Volatilty is the norm for LME copper stocks
Stock deliveries trigger sell off
Copper prices fell 2% on the LME on Tuesday following the delivery of 34kt into LME sheds in Asia. Another 28.6kt has been delivered today with the market proving much more resistant and prices even rising as the US dollar weakens. Such sharp deliveries are, in effect, nothing new and do not reflect any changes to expected supply-demand balances. Rumours that this delivery was due were actually circling back in December.

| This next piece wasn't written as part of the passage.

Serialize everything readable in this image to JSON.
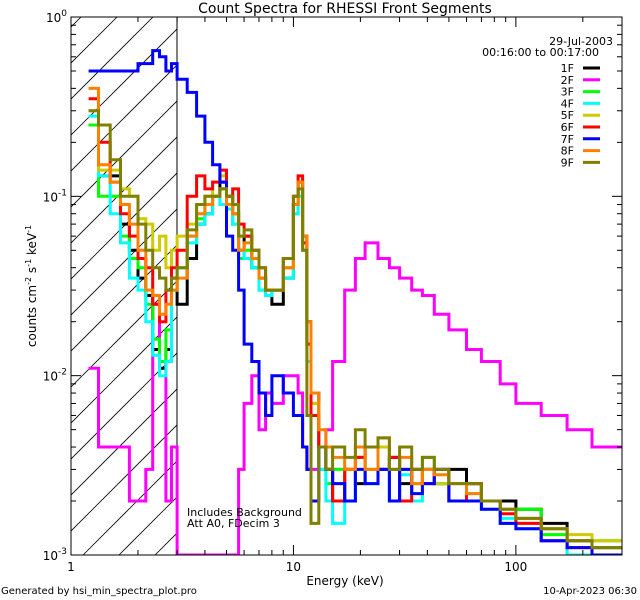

In the absence of any backwardation at the front of the curve, a trader's decision to make delivery on the LME will rely on any incentives being paid by the warehouse owner. This can vary from upfront funds to rental shares for as long as the metal sits in storage. As with the previous seven such sharp deliveries, we would now expect this stock to be gradually drawn down through the coming months, probably sent en route to China given the proximity (most of the stock went to South Korea & Singapore). No surprises then if this is repeated by another sharp inflow in due course.
So why the sell-off? As we wrote this week, "the cracks are beginning to form'' in the metals rally and sentiment is growing that copper prices are uncomfortably high. Copper has been handed the Christmas gift of a weak USD and continually strong Chinese data, so it is telling that despite this blessing, prices have been flat year-to-date. Having seen the top, the stock deliveries gave bears the trigger, but signify little in themselves.
We forecast that copper prices will average $6,800 this year, which is more in line with the base levels needed to encourage mine investment.